Hubungan Indonesia dengan Kamboja mengacu pada hubungan bilateral Kerajaan Kamboja dan Republik Indonesia. Kamboja memiliki kedutaan besar di Jakarta, sementara Indonesia memiliki kedutaan besar di Phnom Penh. Sejak hubungan diplomatik dirintis pada tahun 1960-an. Indonesia selalu mendukung perdamaian dan stabilitas di Kamboja. Indonesia menyediakan pasukan untuk Otoritas Transisi PBB di Kamboja pada tahun 1992, dan pada tahun 1999 Indonesia mendukung keanggotaan Kamboja di ASEAN. Kamboja menghargai Indonesia yang secara konsisten telah membantu Kamboja, terutama dalam peningkatan kapasitas.[1] Kedua negara adalah anggota Gerakan Non-Blok dan ASEAN.
Sejarah
Hubungan antara Indonesia kuno dan Kamboja telah dirintis sejak zaman Kerajaan Chenla dan wangsa Sailendra di Jawa juga kerajaan Sriwijaya; disebutkan bahwa raja Jayawarman II sempat tinggal selama beberapa lama di pulau Jawa pada masa pemerintahan Sailendra, dan pada 802 ia menyatakan kemerdekaan Kamboja dari Jawa dan memproklamirkan dirinya sebagai raja jagat, peristiwa ini memulai periode Angkor dalam sejarah Kamboja.[2]
Kamboja menghadiri Konferensi Bandung, juga dikenal sebagai Konferensi Asia-Afrika, yang diselenggarakan pada bulan April 1955. Konferensi ini merintis terbentuknya Gerakan Non-Blok. Pada tahun 1956 Indonesia mengakui Kamboja sebagai negara yang berdaulat, dan pada tahun berikutnya, kedua negara membangun hubungan diplomatik pada tahun 1957. Pada tahun 1960 Indonesia meresmikan perjanjian persahabatan dengan Kerajaan Kamboja melalui hukum UU 8/1960.[3]
Selama pemerintahan Soekarno pada tahun 1960-an, Presiden Indonesia telah mengunjungi Kamboja dan sebaliknya Pangeran Norodom Sihanouk juga mengunjungi Indonesia.
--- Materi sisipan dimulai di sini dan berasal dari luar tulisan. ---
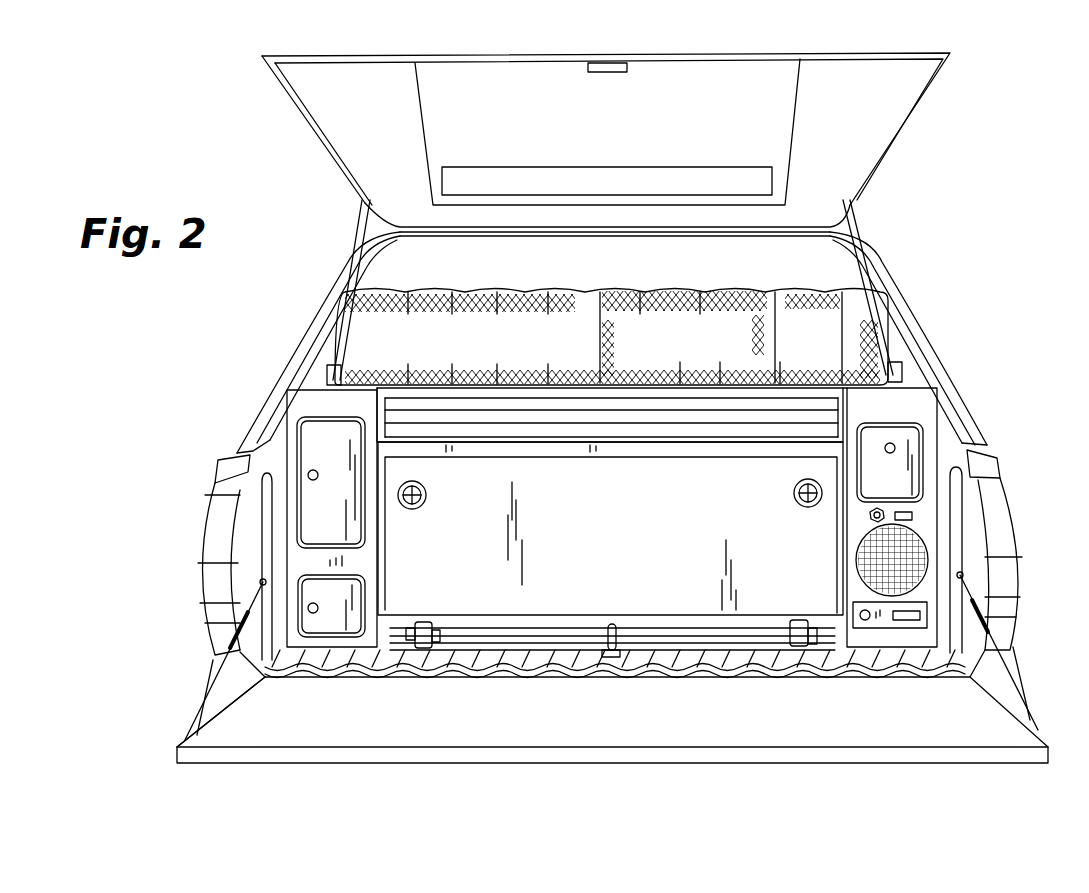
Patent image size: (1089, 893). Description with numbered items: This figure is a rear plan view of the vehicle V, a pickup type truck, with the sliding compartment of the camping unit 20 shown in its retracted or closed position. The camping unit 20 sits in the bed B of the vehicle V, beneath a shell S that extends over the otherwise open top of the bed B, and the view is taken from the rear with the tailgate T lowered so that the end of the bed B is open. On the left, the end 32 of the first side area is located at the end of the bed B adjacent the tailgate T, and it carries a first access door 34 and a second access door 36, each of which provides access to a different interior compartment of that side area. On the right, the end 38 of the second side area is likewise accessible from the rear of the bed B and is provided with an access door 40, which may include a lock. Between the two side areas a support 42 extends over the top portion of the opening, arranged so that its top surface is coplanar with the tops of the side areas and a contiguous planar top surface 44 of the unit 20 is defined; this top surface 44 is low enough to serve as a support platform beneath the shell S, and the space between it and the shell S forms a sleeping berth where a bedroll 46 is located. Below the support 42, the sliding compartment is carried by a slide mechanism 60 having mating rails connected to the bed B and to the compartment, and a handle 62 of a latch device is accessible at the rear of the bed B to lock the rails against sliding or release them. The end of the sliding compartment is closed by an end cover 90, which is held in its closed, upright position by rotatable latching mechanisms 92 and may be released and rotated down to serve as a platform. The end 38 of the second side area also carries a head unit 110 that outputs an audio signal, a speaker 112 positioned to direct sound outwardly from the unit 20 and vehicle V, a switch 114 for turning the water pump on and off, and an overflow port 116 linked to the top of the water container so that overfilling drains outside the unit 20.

The camping unit 20 is at (998, 394).
The end of the first side area 32 is at (297, 560).
The first access door 34 is at (310, 437).
The second access door 36 is at (300, 628).
The end of the second side area 38 is at (917, 403).
The access door 40 is at (908, 445).
The support 42 is at (393, 393).
The top surface 44 is at (905, 378).
The bedroll 46 is at (853, 292).
The slide mechanism 60 is at (755, 642).
The handle 62 is at (622, 652).
The end cover 90 is at (472, 598).
The latching mechanisms 92 is at (424, 505).
The head unit 110 is at (925, 610).
The speaker 112 is at (920, 553).
The switch 114 is at (912, 516).
The overflow port 116 is at (884, 514).
The shell S is at (340, 262).
The vehicle V is at (905, 227).
The tailgate T is at (290, 737).
The bed B is at (383, 662).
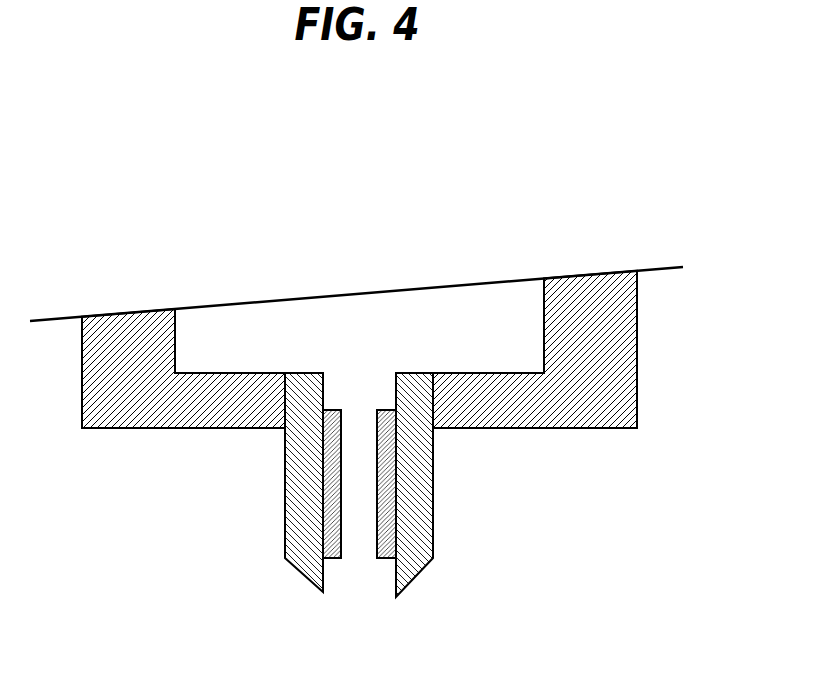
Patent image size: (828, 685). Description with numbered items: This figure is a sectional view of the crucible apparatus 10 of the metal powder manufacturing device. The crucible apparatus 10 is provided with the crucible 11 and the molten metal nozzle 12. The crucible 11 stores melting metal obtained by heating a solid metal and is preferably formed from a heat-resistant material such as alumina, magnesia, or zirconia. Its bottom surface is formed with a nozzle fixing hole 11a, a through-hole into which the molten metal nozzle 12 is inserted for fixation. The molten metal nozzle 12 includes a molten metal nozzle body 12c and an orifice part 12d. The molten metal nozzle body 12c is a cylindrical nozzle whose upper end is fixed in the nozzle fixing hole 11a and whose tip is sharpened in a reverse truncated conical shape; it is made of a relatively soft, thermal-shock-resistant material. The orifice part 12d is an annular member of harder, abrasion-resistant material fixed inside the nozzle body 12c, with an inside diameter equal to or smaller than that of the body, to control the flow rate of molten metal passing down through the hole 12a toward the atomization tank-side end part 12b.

The crucible apparatus 10 is at (205, 278).
The crucible 11 is at (602, 367).
The nozzle fixing hole 11a is at (433, 410).
The molten metal nozzle 12 is at (357, 503).
The hole 12a is at (362, 492).
The atomization tank-side end part 12b is at (306, 576).
The molten metal nozzle body 12c is at (427, 460).
The orifice part 12d is at (383, 552).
Pada tahun 1992 Indonesia termasuk negara yang menyumbangkan tenaga pasukan untuk Otoritas Transisi PBB di Kamboja dan membantu Kamboja dalam usaha menjaga keamanan untuk mencapai perdamaian. Indonesia juga menyambut dan mendukung keanggotaan Kamboja di ASEAN pada tahun 1999. Hubungan antara Indonesia dan Kamboja telah tumbuh pesat sejak saat itu.
Budaya
Kedua negara memiliki warisan purbakala serupa yang didaulat sebagai Situs Warisan Dunia UNESCO, candi Borobudur dan Angkor Wat. Indonesia yang berpengalaman dalam proyek pemugaran Borobudur, telah meminjamkan keahliannya dalam upaya pelestarian Angkor. Indonesia termasuk salah satu negara yang memberikan bantuan dalam proyek restorasi Angkor, terutama tiga gerbang utama kompleks Istana Kerajaan Angkor, situs arkeologi dekat Phimeanakas.[4]
Keamanan
Kedua negara Kamboja dan Thailand memberi kepercayaan Indonesia sebagai pengamat yang adil dan tidak memihak untuk menyelesaikan sengketa internal ASEAN. Thailand dan Kamboja sepakat untuk mengizinkan pemantau Indonesia untuk pergi ke perbatasan antara kedua negara untuk membantu mencegah bentrokan militer lanjut, Indonesia ditunjuk sebagai pengamat dalam sengketa perbatasan Kamboja-Thailand.[5] Dalam hal pelatihan militer, Pasukan Khusus Batalyon Para-Komando Kamboja telah dilatih oleh Kopassus sejak 1974 sampai sekarang.[6] Dimana hasil latihan tersebut Pasukan Khusus Kamboja hampir mirip Kopassus, mulai dari cara penggelaran pasukan, penempatan pasukan dan gerakannya hampir mirip. Yang paling jelas kesamaannnya dengan Kopassus adalah baretnya yang sama-sama berwarna merah dan memakai seragam loreng yang sama.